Оптимистическую устремленность натуры Грибоедова по–особому оттеняет его дружеская привязанность к молодежи. Александр и Владимир Одоевские, Николай и Александр Мухановы, Петр и Василий Каратыгины, Федор Хомяков и Карл Аделунг – все это юные приятели, друзья, воспитанники Грибоедова, которых он не устает опекать. С годами его интерес к молодому поколению возрастает. "Радушие Грибоедова ко мне, – справедливо замечал Кс. Полевой, – объясняю я только добрым расположением его ко всем молодым людям, в которых видел он любовь к труду и просвещению. Может быть, оттого говорил он со мной обо многом пространнее, нежели с равными себе или с старыми своими знакомыми, что хотел, как видно, передать юноше верные понятия, к каким привели его необыкновенный ум и опытность". Точность этого наблюдения подтверждается письмом юного А. И. Кошелева (в будущем видного деятеля славянофильства) к матери, написанным весной 1828 года: "Я познакомился с Грибоедовым. Какой прекрасный человек, хотя несколько оригинальный: кто ему не нравится, он не скрывает; но зато он совсем не петербуржец относительно тех, К кому чувствует расположение. Я его раз видел у кн. Одоевского; я ограничился совершенно равнодушным поклоном, но он подошел ко мне и наговорил мне кучу любезностей" [Н. Колюпанов. Биография А. И. Кошелева, т. I, кн. 2. М., 1889, с. 203.].
Следует подчеркнуть, что после разгрома декабрьского восстания именно молодое поколение сохраняло в себе жизненные силы, готовилось к коренной переоценке ценностей, что обусловило напряженные общественно–философские искания русского общества следующих десятилетий. В 1827 же году в "Кратком обзоре общественного мнения", подготовленном III Отделением, сообщалось: "М_о_л_о_д_е_ж_ь, т. е. дворянчики от 17 до 25 лет, составляет в массе самую гангренозную часть империи. Среди этих сумасбродов мы видим зародыши якобинства, революционный и реформаторский дух, выливающиеся в разные формы и чаще всего прикрывающиеся маской р_у_с_с_к_о_г_о п_а_т_р_и_о_т_и_з_м_а. Тенденции, незаметно внедряемые в них старшими, иногда даже их собственными отцами, превращают этих молодых людей в настоящих карбонариев... В этом развращенном слое общества мы снова находим идеи Рылеева" ["Красный архив", 1929. М, – Л., т. 6 (37), с. 149–150.].
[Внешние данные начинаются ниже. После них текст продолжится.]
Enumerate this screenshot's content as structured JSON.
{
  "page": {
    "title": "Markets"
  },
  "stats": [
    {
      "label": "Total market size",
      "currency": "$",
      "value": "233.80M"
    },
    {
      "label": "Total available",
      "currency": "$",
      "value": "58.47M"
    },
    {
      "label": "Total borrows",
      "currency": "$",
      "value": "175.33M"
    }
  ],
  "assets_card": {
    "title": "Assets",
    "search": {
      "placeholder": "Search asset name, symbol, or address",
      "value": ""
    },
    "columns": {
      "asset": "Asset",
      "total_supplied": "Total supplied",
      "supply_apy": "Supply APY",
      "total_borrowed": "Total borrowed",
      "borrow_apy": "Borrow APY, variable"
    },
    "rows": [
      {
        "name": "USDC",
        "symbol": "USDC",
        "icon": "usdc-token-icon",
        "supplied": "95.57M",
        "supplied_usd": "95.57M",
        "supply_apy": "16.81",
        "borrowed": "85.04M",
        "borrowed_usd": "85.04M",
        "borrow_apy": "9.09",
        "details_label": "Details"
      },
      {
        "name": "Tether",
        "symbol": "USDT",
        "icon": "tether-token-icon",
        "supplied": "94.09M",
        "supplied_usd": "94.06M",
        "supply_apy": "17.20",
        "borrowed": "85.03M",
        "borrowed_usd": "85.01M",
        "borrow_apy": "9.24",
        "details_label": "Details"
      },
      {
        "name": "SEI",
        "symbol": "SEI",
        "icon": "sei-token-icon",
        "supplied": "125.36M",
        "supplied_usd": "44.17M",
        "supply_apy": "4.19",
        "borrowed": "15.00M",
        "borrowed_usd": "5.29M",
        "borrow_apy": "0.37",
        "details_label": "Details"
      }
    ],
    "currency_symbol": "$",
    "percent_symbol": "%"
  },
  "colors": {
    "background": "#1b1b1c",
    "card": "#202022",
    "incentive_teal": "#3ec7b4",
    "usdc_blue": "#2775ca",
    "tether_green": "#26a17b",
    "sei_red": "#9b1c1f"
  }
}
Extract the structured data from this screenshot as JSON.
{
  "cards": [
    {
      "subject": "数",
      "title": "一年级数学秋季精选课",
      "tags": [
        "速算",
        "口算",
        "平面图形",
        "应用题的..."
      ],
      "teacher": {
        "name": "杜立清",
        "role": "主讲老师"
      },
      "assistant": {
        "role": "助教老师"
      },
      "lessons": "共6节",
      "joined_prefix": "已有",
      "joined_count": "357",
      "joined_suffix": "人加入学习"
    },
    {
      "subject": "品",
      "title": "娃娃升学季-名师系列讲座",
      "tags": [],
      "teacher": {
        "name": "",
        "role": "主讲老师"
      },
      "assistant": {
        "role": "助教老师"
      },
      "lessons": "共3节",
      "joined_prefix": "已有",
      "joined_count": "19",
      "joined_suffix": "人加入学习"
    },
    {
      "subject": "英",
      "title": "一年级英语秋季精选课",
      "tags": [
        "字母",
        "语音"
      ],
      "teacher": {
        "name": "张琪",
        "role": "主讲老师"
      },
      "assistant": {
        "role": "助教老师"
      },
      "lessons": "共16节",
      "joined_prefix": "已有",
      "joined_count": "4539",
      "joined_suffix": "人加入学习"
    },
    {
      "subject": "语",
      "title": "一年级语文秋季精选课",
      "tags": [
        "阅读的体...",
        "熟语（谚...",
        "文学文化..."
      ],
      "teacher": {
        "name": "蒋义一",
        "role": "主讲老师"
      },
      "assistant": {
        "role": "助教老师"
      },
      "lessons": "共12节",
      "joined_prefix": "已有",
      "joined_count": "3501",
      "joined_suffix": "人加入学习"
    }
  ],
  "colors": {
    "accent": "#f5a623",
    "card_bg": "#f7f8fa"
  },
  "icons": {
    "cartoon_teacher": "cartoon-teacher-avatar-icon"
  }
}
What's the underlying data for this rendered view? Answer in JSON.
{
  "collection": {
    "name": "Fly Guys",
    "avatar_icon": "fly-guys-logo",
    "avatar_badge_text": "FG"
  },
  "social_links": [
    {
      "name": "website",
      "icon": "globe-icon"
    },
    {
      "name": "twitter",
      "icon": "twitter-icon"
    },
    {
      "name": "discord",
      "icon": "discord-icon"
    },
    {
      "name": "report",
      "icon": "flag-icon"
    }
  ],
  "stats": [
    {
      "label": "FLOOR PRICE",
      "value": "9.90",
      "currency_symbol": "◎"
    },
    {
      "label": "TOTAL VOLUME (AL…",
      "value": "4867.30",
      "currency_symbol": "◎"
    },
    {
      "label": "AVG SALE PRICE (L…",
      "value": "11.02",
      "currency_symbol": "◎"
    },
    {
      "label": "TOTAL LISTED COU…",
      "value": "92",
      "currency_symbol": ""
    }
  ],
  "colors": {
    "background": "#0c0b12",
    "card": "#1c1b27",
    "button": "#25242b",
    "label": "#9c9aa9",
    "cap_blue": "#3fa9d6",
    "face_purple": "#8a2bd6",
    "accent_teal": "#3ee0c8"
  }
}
Щедрые награды, излившиеся на Грибоедова в 1828 году (орден св. Анны 2–й степени с бриллиантами, денежная премия в 4000 червонцев, чин статского советника и, наконец, назначение полномочным министром) были попыткой купить не просто дарования и опыт талантливого дипломата, но самую душу его, так как царское правительство знало (это отмечалось и в агентурном донесении), "что Грибоедов имеет особенный дар привязывать к себе людей своим умом, откровенным, благородным обращением и ясною душою, в которой пылает энтузиазм ко всему великому и благородному. Он имеет толпы обожателей везде, где только жил, и Грибоедовым связаны многие люди между собою. Приобретение сего человека для правительства весьма важно в политическом отношении".
"Нас цепь угрюмых должностей // Опутывает неразрывно", – писал Грибоедов в одном из последних своих стихотворений, а в замысле трагедии "Радамист и Зенобия" намечал характер Касперия, римского посла в восточной державе, – образ, несущий в себе, несомненно, некоторые автобиографические черты. "К чему такой человек, как Касперий, в самовластной империи, – размышляет о нем Радамист, – опасен правительству, и сам себе бремя, ибо иного века гражданин".
Иного, грядущего века гражданином предстает перед нами из воспоминаний его современников автор бессмертной комедии "Горе от ума", светлый ум которого, гармоническая личность и деятельная натура, – принадлежат к самым могучим проявлениям русского духа.
А. С. ГРИБОЕДОВ В ВОСПОМИНАНИЯХ СОВРЕМЕННИКОВ
С.Н. Бегичев. Записка об А.С. Грибоедове
С душевным удовольствием прочел я статью вашу о незабвенном для меня Грибоедове. Вы вполне поняли и оценили его светлый ум, его благородную душу, страстную любовь к отечеству и. огромное дарование. Но вы замечаете справедливо, что в изданных его биографиях многого недостает, а потому вызываете друзей его пополнить эти пробелы.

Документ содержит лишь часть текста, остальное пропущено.